On 1/23/2018 5:10 AM, Mathieu Poirier wrote:
On 22 January 2018 at 15:15, Jin Yao <[email protected]> wrote:Mathieu Poirier reports issue in commit ("73c0ca1eee3d perf thread_map: Enumerate all threads from /proc") that it has negative impact on 'perf record --per-thread'. It has the effect of creating a kernel event for each thread in the system for 'perf record --per-thread'. Mathieu Poirier's patch ("perf util: Do not reuse target->per_thread flag") can fix this issue by creating a new target->all_threads flag. This patch is based on Mathieu Poirier's patch but it doesn't use a new target->all_threads flag. This patch just uses 'target->per_thread && target->system_wide' as a condition to check for all threads case. Signed-off-by: Jin Yao <[email protected]> --- tools/perf/util/evlist.c | 2 +- tools/perf/util/thread_map.c | 4 ++-- tools/perf/util/thread_map.h | 2 +- 3 files changed, 4 insertions(+), 4 deletions(-) diff --git a/tools/perf/util/evlist.c b/tools/perf/util/evlist.c index 120efd8..9dff74a 100644 --- a/tools/perf/util/evlist.c +++ b/tools/perf/util/evlist.c @@ -1106,7 +1106,7 @@ int perf_evlist__create_maps(struct perf_evlist *evlist, struct target *target) struct thread_map *threads; threads = thread_map__new_str(target->pid, target->tid, target->uid, - target->per_thread); + target->per_thread && target->system_wide);At first glance I thought your solution would do the trick but perf record does use target->system_wide when the '-a' switch is used. Moreover specifying the '-a' switch doesn't prevent the '--per-thread' option from being used as well, making both target->perf_thread and target_system_wide equal to true (and that is not good). Although not a fan of adding more to struct target, the advantage of having target->all_threads is that we are guaranteed that it isn't used anywhere else. Let me know what you think, Mathieu
If we specify both '-a' and '--per-thread' to perf record, perf record will override'--per-thread'. So now target->per_thread = false, and target->system_wide = true.
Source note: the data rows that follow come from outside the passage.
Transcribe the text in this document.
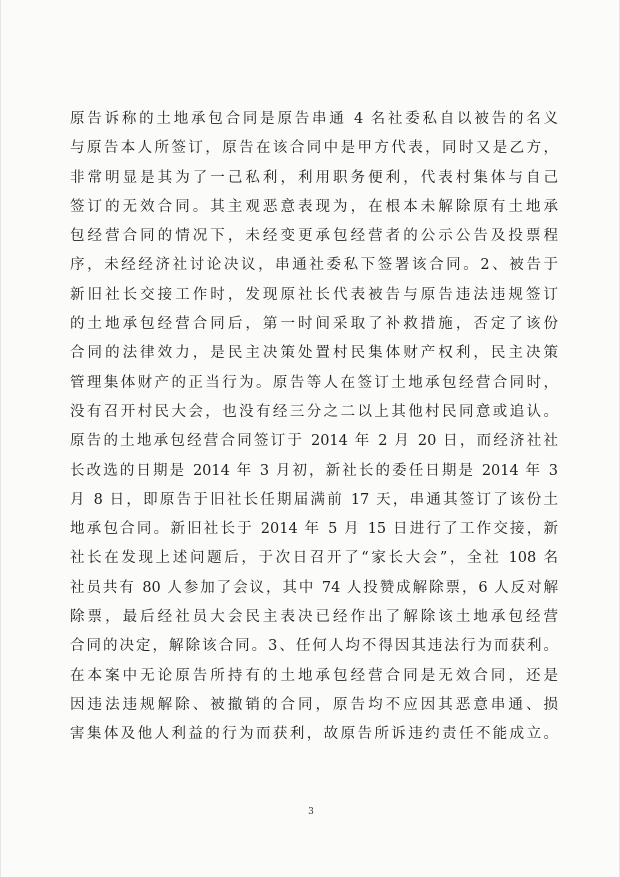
原告诉称的土地承包合同是原告串通 4 名社委私自以被告的名义
与原告本人所签订，原告在该合同中是甲方代表，同时又是乙方，
非常明显是其为了一己私利，利用职务便利，代表村集体与自己
签订的无效合同。其主观恶意表现为，在根本未解除原有土地承
包经营合同的情况下，未经变更承包经营者的公示公告及投票程
序，未经经济社讨论决议，串通社委私下签署该合同。2、被告于
新旧社长交接工作时，发现原社长代表被告与原告违法违规签订
的土地承包经营合同后，第一时间采取了补救措施，否定了该份
合同的法律效力，是民主决策处置村民集体财产权利，民主决策
管理集体财产的正当行为。原告等人在签订土地承包经营合同时，
没有召开村民大会，也没有经三分之二以上其他村民同意或追认。
原告的土地承包经营合同签订于 2014 年 2 月 20 日，而经济社社
长改选的日期是 2014 年 3 月初，新社长的委任日期是 2014 年 3
月 8 日，即原告于旧社长任期届满前 17 天，串通其签订了该份土
地承包合同。新旧社长于 2014 年 5 月 15 日进行了工作交接，新
社长在发现上述问题后，于次日召开了“家长大会”，全社 108 名
社员共有 80 人参加了会议，其中 74 人投赞成解除票，6 人反对解
除票，最后经社员大会民主表决已经作出了解除该土地承包经营
合同的决定，解除该合同。3、任何人均不得因其违法行为而获利。
在本案中无论原告所持有的土地承包经营合同是无效合同，还是
因违法违规解除、被撤销的合同，原告均不应因其恶意串通、损
害集体及他人利益的行为而获利，故原告所诉违约责任不能成立。
3
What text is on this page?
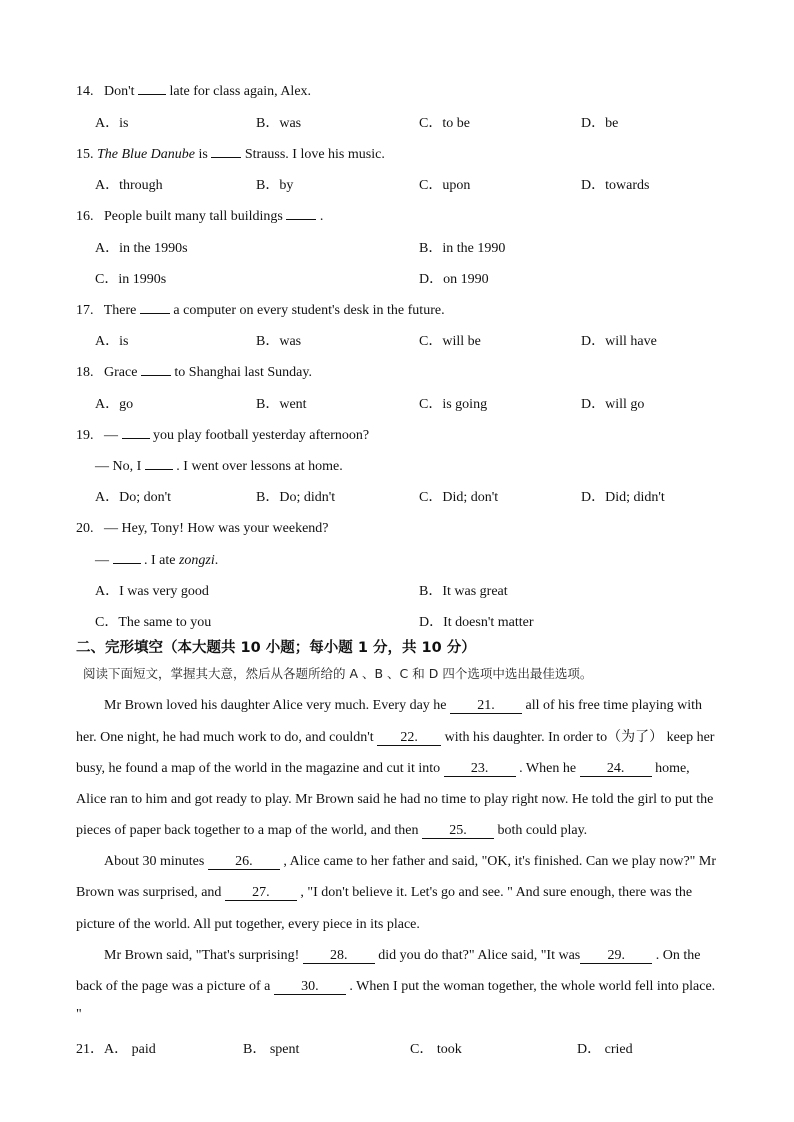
14. Don't	late for class again, Alex.
A．is	B．was	C．to be	D．be
15. The Blue Danube is	Strauss. I love his music.
A．through	B．by	C．upon	D．towards
16. People built many tall buildings	.
A．in the 1990s	B．in the 1990
C．in 1990s	D．on 1990
17. There	a computer on every student's desk in the future.
A．is	B．was	C．will be	D．will have
18. Grace	to Shanghai last Sunday.
A．go	B．went	C．is going	D．will go
19. —	you play football yesterday afternoon?
— No, I	. I went over lessons at home.
A．Do; don't	B．Do; didn't	C．Did; don't	D．Did; didn't
20. — Hey, Tony! How was your weekend?
—	. I ate zongzi.
A．I was very good	B．It was great
C．The same to you	D．It doesn't matter
二、完形填空（本大题共 10 小题；每小题 1 分，共 10 分）
阅读下面短文，掌握其大意，然后从各题所给的 A 、B 、C 和 D 四个选项中选出最佳选项。
Mr Brown loved his daughter Alice very much. Every day he 21. all of his free time playing with
her. One night, he had much work to do, and couldn't 22. with his daughter. In order to（为了） keep her
busy, he found a map of the world in the magazine and cut it into 23. . When he 24. home,
Alice ran to him and got ready to play. Mr Brown said he had no time to play right now. He told the girl to put the
pieces of paper back together to a map of the world, and then 25. both could play.
About 30 minutes 26. , Alice came to her father and said, "OK, it's finished. Can we play now?" Mr
Brown was surprised, and 27. , "I don't believe it. Let's go and see. " And sure enough, there was the
picture of the world. All put together, every piece in its place.
Mr Brown said, "That's surprising! 28. did you do that?" Alice said, "It was 29. . On the
back of the page was a picture of a 30. . When I put the woman together, the whole world fell into place.
"
21．A． paid	B． spent	C． took	D． cried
If we specify '--per-thread' only to perf record, target->per_thread = true, and target->system_wide = false.
So whatever for any case, target->per_thread && target->system_wide is false.
Since the parameter is false, in thread_map__new_str(), it will not execute the thread_map__new_all_cpus(). So that will not change perf record previous behavior.
In perf stat, it allows the case that target->per_thread and target->system_wide are all true. That means we want to collect system-wide per-thread metrics.
That's my current thinking. Thanks Jin Yao